Ubiquitin-like-conjugating enzyme ATG3

GENE NAME

ATG3

SYNONYMS

APG3-like, hApg3, ATG3, APG3, APG3L

SEQUENCE SIMILARITIES

Belongs to the ATG3 family.

TISSUE SPECIFICITY

Widely expressed, with a highest expression in heart, skeletal muscle, kidney, liver and placenta.

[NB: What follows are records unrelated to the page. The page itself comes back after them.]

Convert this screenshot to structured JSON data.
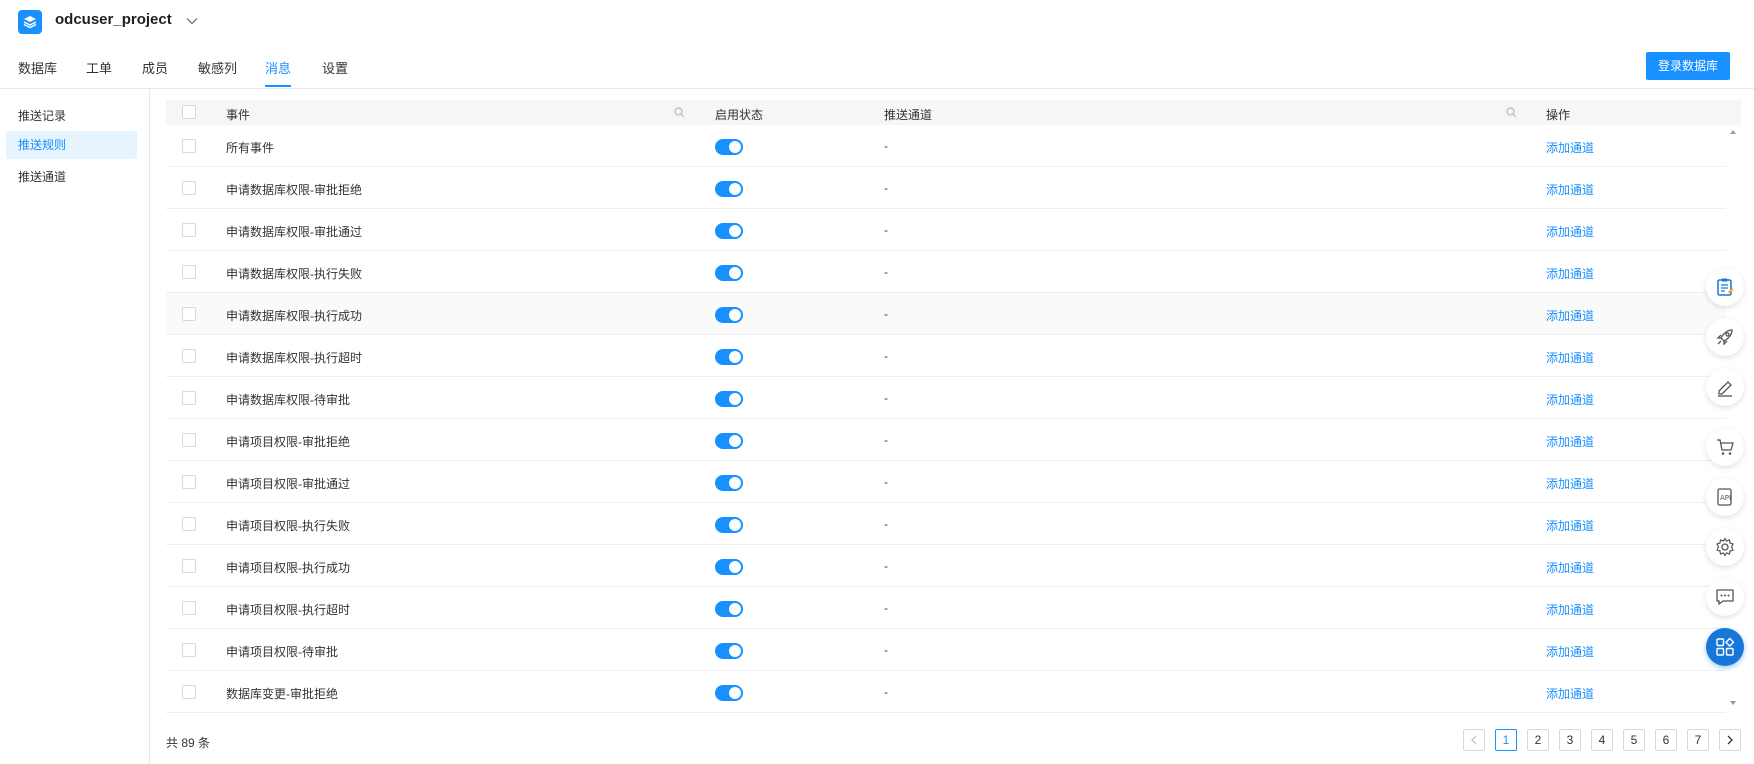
{
  "header": {
    "project_name": "odcuser_project",
    "project_icon": "layers-icon"
  },
  "tabs": [
    {
      "label": "数据库",
      "active": false
    },
    {
      "label": "工单",
      "active": false
    },
    {
      "label": "成员",
      "active": false
    },
    {
      "label": "敏感列",
      "active": false
    },
    {
      "label": "消息",
      "active": true
    },
    {
      "label": "设置",
      "active": false
    }
  ],
  "toolbar": {
    "login_db_label": "登录数据库"
  },
  "sidebar": {
    "items": [
      {
        "label": "推送记录",
        "active": false
      },
      {
        "label": "推送规则",
        "active": true
      },
      {
        "label": "推送通道",
        "active": false
      }
    ]
  },
  "table": {
    "columns": {
      "event": "事件",
      "status": "启用状态",
      "channel": "推送通道",
      "action": "操作"
    },
    "rows": [
      {
        "event": "所有事件",
        "enabled": true,
        "channel": "-",
        "action": "添加通道"
      },
      {
        "event": "申请数据库权限-审批拒绝",
        "enabled": true,
        "channel": "-",
        "action": "添加通道"
      },
      {
        "event": "申请数据库权限-审批通过",
        "enabled": true,
        "channel": "-",
        "action": "添加通道"
      },
      {
        "event": "申请数据库权限-执行失败",
        "enabled": true,
        "channel": "-",
        "action": "添加通道"
      },
      {
        "event": "申请数据库权限-执行成功",
        "enabled": true,
        "channel": "-",
        "action": "添加通道"
      },
      {
        "event": "申请数据库权限-执行超时",
        "enabled": true,
        "channel": "-",
        "action": "添加通道"
      },
      {
        "event": "申请数据库权限-待审批",
        "enabled": true,
        "channel": "-",
        "action": "添加通道"
      },
      {
        "event": "申请项目权限-审批拒绝",
        "enabled": true,
        "channel": "-",
        "action": "添加通道"
      },
      {
        "event": "申请项目权限-审批通过",
        "enabled": true,
        "channel": "-",
        "action": "添加通道"
      },
      {
        "event": "申请项目权限-执行失败",
        "enabled": true,
        "channel": "-",
        "action": "添加通道"
      },
      {
        "event": "申请项目权限-执行成功",
        "enabled": true,
        "channel": "-",
        "action": "添加通道"
      },
      {
        "event": "申请项目权限-执行超时",
        "enabled": true,
        "channel": "-",
        "action": "添加通道"
      },
      {
        "event": "申请项目权限-待审批",
        "enabled": true,
        "channel": "-",
        "action": "添加通道"
      },
      {
        "event": "数据库变更-审批拒绝",
        "enabled": true,
        "channel": "-",
        "action": "添加通道"
      }
    ]
  },
  "footer": {
    "total": "共 89 条",
    "pages": [
      "1",
      "2",
      "3",
      "4",
      "5",
      "6",
      "7"
    ],
    "current_page": "1"
  },
  "tools": [
    "clipboard-icon",
    "rocket-icon",
    "edit-icon",
    "cart-icon",
    "api-doc-icon",
    "gear-icon",
    "chat-icon",
    "apps-icon"
  ],
  "colors": {
    "accent": "#1890ff",
    "active_bg": "#e6f4ff"
  }
}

POST-TRANSLATIONAL MODIFICATION

Conjugated to ATG12 at Lys-243. ATG12-conjugation plays a role in regulation of mitochondrial homeostasis and cell death, while it is not involved in PE-conjugation to ATG8-like proteins and autophagy.; Cleaved by CASP8 upon death ligand binding such as tumor necrosis factor-alpha. CASP8 cleavage blocks survival-related autophagy and favors apoptosis.

SUBCELLULAR LOCATION

Cytoplasm.

FUNCTION

E2 conjugating enzyme required for the cytoplasm to vacuole transport (Cvt), autophagy, and mitochondrial homeostasis. Responsible for the E2-like covalent binding of phosphatidylethanolamine to the C-terminal Gly of ATG8-like proteins (GABARAP, GABARAPL1, GABARAPL2 or MAP1LC3A). The ATG12-ATG5 conjugate plays a role of an E3 and promotes the transfer of ATG8-like proteins from ATG3 to phosphatidylethanolamine (PE). This step is required for the membrane association of ATG8-like proteins. The formation of the ATG8-phosphatidylethanolamine conjugates is essential for autophagy and for the cytoplasm to vacuole transport (Cvt). Preferred substrate is MAP1LC3A. Also acts as an autocatalytic E2-like enzyme, catalyzing the conjugation of ATG12 to itself, ATG12 conjugation to ATG3 playing a role in mitochondrial homeostasis but not in autophagy. ATG7 (E1-like enzyme) facilitates this reaction by forming an E1-E2 complex with ATG3. Promotes primary ciliogenesis by removing OFD1 from centriolar satellites via the autophagic pathway.